Noise

Put a finger down if you bought something you thought you really wanted, and once you had it, you realized it's stupid and useless and a waste of money. Put a finger down if you bragged about it before trying it out and realized, ugh, this was dumb. Put a finger down if you regret the purchase and can't decide what to do about it because you don't like throwing things away but also have no use for them. Put a finger down if you just feel tricked by the Universe.

Yeah, those wishes from a few days back turned out to be curses. The printer won't connect to my computer because my computer refuses to recognize the installer and I can't get any tech support at all to even hint at what the fix might be, and the water pik thing shoots water out so fast and hard, it ends up in my nose, my eyes, and all over the bathroom counter and mirror. The first time I used it, I jerked back so hard, I shot myself in the ear! 

I woke up far too early this morning with a few extra minutes to burn and instead of working decided to lament my lameness spectacularly. I've got the absolute worst case of imposter syndrome you can imagine today. I have literally spent the last year -- a year! -- effing around on Tik Tok and Instagram instead of working on me and projects and really falling into research. It's not like I don't have things to do -- real things, valuable things, things that move me forward rather than sitting stagnant, but instead I self-soothe with nonsense. It seems that the past couple of years have been louder around here, and my escape is to fall into social media to block all of the noise. It used to be books, but books don't work unless I can find a peaceful space to read. There has been construction directly behind my house for two years. Two. Whole. Years. The noise is grating, starting at 6:30 am and going on until whenever the hell they want. And then in the midst of all that, the neighbors to the left of us decided to turn their house into an Air BNB, and have been cutting holes in the walls on the side of the house to add doors, and pouring concrete, then tearing it out and pouring it again, and ripping out all of the landscaping. The weirdest part about that is the people they send to do the work. They aren't contractors, but dudes who literally carry tools around in the trunk of their beater cars. They look rough and don't seem to do a good job, and then a day or two after they finish, a new group of rough looking dudes come in and tear out what the first group did and do it all over again. It's a bit of a bad construction circus. And then the neighbors to the right of us decided, after seven years living here, to put in landscaping in their backyard, so there are workers there two or three times a week running loud equipment. It's on all sides, the left and right sporadically, but the back nearly constant. Oh, and the back construction sometimes goes on during weekends too. It's all got my nerves shattered at this point. 
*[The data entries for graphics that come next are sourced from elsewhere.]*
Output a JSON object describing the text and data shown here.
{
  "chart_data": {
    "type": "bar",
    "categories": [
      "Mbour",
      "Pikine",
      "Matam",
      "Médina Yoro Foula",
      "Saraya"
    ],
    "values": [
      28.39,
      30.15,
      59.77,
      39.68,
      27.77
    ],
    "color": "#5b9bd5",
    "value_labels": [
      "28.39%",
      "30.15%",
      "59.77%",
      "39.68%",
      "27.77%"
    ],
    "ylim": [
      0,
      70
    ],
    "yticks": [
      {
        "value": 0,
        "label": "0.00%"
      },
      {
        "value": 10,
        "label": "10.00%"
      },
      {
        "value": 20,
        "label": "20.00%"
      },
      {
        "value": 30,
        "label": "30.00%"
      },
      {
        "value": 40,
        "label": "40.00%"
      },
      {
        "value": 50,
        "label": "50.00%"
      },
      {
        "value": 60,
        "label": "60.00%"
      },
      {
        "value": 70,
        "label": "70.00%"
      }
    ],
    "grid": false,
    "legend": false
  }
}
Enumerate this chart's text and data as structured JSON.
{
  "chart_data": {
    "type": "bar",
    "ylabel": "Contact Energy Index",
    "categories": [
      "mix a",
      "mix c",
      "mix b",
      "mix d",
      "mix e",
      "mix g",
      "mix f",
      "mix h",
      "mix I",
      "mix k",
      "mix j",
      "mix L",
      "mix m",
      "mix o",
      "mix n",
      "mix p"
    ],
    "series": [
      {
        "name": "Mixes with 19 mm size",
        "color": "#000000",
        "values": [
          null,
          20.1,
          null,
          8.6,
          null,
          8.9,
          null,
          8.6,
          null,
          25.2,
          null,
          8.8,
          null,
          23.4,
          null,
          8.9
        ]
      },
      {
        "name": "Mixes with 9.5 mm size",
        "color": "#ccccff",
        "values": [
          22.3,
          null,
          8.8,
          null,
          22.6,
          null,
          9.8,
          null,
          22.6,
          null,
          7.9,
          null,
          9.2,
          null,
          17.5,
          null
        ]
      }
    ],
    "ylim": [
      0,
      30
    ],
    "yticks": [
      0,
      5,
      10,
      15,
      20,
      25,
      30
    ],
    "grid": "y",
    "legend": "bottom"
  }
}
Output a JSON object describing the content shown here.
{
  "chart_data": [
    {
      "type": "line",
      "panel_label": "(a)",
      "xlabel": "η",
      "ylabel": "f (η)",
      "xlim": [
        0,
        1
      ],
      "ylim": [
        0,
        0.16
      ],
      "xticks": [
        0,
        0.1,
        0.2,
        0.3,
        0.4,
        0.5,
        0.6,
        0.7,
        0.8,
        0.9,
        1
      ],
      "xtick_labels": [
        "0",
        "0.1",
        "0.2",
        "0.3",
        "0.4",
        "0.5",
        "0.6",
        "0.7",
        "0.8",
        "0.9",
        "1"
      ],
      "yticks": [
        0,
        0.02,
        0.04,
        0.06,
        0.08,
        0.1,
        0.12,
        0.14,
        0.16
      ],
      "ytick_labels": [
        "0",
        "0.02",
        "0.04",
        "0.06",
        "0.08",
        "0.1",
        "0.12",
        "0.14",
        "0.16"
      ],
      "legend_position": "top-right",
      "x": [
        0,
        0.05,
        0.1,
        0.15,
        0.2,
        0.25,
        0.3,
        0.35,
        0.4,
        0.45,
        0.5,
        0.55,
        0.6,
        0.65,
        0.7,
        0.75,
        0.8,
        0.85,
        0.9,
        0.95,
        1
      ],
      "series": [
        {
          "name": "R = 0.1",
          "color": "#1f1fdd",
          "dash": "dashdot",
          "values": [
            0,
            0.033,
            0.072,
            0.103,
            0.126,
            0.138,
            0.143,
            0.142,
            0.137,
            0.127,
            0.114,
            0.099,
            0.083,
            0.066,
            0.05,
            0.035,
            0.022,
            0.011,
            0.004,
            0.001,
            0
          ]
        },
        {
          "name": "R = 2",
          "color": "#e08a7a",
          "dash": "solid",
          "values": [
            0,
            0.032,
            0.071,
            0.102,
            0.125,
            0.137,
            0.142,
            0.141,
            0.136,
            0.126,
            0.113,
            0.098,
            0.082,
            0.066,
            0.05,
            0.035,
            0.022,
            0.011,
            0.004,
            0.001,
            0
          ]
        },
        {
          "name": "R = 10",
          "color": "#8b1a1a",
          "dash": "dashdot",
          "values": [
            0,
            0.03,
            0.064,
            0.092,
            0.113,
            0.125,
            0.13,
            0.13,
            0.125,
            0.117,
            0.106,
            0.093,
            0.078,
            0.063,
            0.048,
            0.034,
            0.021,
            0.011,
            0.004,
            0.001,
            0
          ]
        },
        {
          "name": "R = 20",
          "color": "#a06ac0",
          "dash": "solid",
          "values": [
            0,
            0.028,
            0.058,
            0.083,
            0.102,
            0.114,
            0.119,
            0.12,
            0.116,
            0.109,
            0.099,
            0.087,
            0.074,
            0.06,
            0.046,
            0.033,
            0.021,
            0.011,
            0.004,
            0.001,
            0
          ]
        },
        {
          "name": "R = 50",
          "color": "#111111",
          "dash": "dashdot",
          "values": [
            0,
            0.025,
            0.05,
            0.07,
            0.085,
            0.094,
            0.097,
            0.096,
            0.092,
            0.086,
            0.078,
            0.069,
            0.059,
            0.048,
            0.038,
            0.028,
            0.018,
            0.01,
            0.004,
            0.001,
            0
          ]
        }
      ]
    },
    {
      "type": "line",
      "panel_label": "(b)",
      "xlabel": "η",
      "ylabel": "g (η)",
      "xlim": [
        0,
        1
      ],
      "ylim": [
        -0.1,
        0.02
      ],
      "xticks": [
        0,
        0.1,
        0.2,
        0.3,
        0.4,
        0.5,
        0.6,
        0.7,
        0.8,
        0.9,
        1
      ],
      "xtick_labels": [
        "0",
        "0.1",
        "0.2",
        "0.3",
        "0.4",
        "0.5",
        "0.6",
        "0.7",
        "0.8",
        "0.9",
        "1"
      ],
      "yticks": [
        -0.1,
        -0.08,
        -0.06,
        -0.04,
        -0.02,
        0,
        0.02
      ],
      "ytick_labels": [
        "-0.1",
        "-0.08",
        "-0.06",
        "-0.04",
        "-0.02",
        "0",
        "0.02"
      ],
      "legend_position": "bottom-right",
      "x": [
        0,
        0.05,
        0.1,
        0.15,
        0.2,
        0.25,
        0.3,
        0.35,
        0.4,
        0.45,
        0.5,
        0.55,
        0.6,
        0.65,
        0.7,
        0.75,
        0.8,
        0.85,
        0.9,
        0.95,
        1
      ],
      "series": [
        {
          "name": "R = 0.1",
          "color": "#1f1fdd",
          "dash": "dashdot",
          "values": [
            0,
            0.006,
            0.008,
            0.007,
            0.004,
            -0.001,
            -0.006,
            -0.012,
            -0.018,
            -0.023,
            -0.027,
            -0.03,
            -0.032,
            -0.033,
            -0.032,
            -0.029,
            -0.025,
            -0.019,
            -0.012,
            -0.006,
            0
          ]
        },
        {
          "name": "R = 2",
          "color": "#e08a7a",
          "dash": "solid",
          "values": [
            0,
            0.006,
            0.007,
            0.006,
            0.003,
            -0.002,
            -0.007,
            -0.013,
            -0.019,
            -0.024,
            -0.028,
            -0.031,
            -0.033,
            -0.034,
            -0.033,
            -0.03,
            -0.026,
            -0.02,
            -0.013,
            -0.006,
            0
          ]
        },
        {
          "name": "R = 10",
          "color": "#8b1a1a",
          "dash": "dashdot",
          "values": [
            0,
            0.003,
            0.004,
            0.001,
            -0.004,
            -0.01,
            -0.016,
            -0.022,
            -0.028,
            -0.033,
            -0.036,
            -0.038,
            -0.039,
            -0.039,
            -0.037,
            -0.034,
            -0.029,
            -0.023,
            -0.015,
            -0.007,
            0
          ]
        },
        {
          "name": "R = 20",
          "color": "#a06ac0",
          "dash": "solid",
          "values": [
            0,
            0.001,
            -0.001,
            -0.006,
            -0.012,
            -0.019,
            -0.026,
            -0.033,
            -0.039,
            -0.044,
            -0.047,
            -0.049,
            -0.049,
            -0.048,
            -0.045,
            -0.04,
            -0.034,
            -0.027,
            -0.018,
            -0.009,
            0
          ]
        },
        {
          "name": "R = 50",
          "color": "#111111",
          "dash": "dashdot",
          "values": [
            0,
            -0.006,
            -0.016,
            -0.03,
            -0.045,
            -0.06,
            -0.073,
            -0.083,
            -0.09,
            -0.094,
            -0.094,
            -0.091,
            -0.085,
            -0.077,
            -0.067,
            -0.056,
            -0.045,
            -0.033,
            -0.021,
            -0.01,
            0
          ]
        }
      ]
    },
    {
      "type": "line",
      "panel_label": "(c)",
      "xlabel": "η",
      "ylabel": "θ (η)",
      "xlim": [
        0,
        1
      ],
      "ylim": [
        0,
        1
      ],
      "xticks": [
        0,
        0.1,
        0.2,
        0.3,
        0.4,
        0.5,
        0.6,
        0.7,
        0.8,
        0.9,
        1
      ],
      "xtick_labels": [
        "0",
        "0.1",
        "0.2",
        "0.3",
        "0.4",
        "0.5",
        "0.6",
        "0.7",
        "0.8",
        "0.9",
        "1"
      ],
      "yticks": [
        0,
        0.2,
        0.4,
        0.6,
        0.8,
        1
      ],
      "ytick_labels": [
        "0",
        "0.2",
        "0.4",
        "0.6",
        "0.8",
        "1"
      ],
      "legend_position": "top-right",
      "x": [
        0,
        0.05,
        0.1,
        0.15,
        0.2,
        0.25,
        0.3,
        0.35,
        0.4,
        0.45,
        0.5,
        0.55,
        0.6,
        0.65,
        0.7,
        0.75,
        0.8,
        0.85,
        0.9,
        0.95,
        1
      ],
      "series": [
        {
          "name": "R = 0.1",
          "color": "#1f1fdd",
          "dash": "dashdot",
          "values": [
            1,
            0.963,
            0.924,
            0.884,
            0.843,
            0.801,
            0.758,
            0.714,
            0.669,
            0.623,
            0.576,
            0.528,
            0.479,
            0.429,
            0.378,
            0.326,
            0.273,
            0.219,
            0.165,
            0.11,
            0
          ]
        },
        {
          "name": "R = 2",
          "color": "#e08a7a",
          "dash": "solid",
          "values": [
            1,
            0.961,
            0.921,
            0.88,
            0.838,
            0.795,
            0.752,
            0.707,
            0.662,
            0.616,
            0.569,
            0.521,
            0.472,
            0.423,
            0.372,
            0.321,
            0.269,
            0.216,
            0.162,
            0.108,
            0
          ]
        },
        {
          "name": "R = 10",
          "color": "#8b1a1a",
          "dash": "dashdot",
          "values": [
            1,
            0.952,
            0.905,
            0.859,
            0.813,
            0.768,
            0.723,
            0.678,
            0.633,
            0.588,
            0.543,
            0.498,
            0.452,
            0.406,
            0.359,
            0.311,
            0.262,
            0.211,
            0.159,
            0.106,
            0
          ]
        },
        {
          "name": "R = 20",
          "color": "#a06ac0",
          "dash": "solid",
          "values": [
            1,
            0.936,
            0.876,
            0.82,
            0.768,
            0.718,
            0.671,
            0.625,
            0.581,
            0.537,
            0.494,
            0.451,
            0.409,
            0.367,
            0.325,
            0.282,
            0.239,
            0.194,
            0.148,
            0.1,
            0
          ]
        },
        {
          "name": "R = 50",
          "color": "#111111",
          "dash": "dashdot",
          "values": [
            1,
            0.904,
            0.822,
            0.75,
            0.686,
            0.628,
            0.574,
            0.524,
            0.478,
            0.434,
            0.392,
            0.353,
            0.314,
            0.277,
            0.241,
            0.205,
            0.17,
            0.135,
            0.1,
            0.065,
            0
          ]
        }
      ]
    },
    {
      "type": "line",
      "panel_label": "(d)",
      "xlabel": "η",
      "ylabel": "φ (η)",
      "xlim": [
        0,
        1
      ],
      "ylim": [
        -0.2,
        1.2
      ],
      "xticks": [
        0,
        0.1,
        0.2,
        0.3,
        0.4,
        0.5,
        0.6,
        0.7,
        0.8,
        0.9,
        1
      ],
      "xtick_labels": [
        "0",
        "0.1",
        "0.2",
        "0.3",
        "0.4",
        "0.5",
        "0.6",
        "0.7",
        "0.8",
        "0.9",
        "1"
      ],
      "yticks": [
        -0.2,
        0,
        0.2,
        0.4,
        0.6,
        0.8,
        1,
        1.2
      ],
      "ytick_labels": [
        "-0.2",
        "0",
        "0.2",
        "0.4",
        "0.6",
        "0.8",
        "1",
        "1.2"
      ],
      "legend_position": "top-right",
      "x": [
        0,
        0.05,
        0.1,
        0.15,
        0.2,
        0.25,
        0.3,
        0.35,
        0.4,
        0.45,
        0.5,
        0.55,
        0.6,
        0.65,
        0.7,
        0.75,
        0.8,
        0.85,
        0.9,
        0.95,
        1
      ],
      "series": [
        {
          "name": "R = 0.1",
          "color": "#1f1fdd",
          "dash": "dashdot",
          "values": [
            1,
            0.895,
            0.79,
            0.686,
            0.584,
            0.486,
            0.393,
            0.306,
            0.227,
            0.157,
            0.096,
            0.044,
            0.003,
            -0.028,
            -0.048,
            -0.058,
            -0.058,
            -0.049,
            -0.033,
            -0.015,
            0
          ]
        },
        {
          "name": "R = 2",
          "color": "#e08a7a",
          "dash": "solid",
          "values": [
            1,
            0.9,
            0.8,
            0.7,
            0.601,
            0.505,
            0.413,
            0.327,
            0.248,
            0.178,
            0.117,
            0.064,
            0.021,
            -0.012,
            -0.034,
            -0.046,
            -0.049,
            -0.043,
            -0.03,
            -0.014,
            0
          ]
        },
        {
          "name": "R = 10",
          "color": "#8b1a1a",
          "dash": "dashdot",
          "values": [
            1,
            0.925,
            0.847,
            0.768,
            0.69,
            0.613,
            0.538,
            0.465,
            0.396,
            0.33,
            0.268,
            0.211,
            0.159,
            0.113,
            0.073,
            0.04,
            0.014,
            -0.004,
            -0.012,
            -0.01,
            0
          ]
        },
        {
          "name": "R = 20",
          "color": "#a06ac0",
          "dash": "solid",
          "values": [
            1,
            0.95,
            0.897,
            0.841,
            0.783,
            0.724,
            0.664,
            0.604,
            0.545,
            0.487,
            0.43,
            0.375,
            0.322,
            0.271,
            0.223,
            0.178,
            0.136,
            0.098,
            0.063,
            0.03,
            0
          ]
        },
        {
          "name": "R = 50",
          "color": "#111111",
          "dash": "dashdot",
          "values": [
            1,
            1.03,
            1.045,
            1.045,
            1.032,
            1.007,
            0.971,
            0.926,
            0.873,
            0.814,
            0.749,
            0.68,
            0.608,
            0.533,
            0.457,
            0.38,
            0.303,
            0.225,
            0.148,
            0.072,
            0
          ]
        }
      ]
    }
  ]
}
To remedy the situation, I've started 'hanging out' in the garage/studio most of the day, working to set things to rights, and playing an online game when it all gets too heavy. Setting a timer to quit playing and get back to work has helped with the progress in the shop. There is a problem with the antique hutch that I've dragged around for years to use in the shop -- it's literally coming apart and needs to be disassembled and the drawer section tossed out. The shelving section is salvagable, so brackets will be attached and it will get space on a wall somewhere. And within all of this, I managed to formulate two more scents for soap (still haven't begun work on the Mother's Day oil), one is flush with rose-like materials and a smidge of rose floral wax, and the other is amber. Both smell amazing. 

Anyway, I've taken up far too much of your time today. Bye.